~ Natan ~
Jejku, tak szczęśliwy jeszcze nigdy nie byłem. Widzę, że Maksa również cieszy moja radość. Nie dziwię mu się, przecież oboje wiemy, że bardzo rzadko się uśmiecham. Alan bardzo mi się spodobał. Może to dziwne, że w tak krótkim czasie zdążyłem się zakochać, ale nic na to nie poradzę. Zobaczymy co z tego będzie.
Po dosłownie chwili jesteśmy pod blokiem Maksa. Nie wiem, droga powrotna minęła jakoś szybciej, niż ta w tamtą stronę. Może to dlatego, że cały czas myślę o tym chłopaku? Na prawdę nie mam pojęcia. Mniejsza z tym. Winda w dalszym ciągu nie działa, więc po raz kolejny musimy wchodzić po tych pieprzonych schodach. Szkoda gadać...
- Chcesz na rączki, pyta rozweselony Maks.

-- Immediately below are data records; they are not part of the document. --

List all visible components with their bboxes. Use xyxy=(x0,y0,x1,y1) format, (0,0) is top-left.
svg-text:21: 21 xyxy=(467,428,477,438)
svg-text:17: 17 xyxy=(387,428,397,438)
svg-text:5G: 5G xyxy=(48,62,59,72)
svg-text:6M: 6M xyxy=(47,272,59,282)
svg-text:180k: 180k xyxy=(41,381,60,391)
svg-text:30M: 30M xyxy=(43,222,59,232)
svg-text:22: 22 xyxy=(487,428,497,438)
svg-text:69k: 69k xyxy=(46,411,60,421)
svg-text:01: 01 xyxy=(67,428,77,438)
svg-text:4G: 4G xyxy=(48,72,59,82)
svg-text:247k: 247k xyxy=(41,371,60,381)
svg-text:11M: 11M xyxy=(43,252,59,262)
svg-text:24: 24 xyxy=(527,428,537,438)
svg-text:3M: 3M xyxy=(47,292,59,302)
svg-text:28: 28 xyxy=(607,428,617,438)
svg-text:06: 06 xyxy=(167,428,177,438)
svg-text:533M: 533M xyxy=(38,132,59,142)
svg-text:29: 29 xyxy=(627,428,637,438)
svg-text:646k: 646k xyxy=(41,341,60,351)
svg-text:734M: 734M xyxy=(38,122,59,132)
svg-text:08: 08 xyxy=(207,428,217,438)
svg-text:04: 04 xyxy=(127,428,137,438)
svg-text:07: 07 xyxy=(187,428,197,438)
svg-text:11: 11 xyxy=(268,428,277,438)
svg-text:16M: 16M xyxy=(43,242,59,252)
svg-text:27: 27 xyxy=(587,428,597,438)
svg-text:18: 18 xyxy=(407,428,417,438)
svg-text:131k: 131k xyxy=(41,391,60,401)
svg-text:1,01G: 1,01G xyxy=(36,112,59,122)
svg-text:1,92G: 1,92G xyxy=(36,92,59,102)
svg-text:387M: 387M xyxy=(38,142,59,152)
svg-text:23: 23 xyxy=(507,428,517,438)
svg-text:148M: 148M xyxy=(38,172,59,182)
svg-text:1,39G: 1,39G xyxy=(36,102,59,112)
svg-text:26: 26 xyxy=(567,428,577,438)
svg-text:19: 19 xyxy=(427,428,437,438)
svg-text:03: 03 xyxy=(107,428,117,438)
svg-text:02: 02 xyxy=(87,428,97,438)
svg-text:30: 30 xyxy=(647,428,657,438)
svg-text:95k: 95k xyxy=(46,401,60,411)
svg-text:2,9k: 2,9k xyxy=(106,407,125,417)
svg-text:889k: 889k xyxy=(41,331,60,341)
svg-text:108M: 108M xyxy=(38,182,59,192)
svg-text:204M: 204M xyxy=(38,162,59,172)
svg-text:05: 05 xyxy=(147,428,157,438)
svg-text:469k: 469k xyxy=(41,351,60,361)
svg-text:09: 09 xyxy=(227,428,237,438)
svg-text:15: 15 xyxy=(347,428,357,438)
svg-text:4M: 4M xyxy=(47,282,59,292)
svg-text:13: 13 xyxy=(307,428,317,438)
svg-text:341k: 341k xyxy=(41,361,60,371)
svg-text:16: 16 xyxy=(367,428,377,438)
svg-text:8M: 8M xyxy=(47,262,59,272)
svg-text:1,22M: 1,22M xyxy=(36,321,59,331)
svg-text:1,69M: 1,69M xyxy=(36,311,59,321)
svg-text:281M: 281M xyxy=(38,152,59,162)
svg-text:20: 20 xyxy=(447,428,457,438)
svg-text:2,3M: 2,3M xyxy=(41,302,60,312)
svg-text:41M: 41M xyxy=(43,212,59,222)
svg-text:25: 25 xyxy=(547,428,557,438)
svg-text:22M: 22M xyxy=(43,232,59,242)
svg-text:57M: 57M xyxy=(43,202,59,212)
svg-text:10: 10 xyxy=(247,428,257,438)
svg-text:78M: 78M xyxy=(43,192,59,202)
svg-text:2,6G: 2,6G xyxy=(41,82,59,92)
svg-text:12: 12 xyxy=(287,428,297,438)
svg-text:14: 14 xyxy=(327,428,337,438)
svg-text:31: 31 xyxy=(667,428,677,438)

Kiwam głową, a chłopak od razu podchodzi i bierze mnie na ręce. Biegnie po tych schodach z dodatkowym ciężarem, i w ogóle nie widać żeby był choć trochę zmęczony. Może to tylko ja kondycji nie mam? Uśmiecham się do Maksa, a on stawia mnie na podłogę, by wyciągnąć klucze z kieszeni i otworzyć drzwi.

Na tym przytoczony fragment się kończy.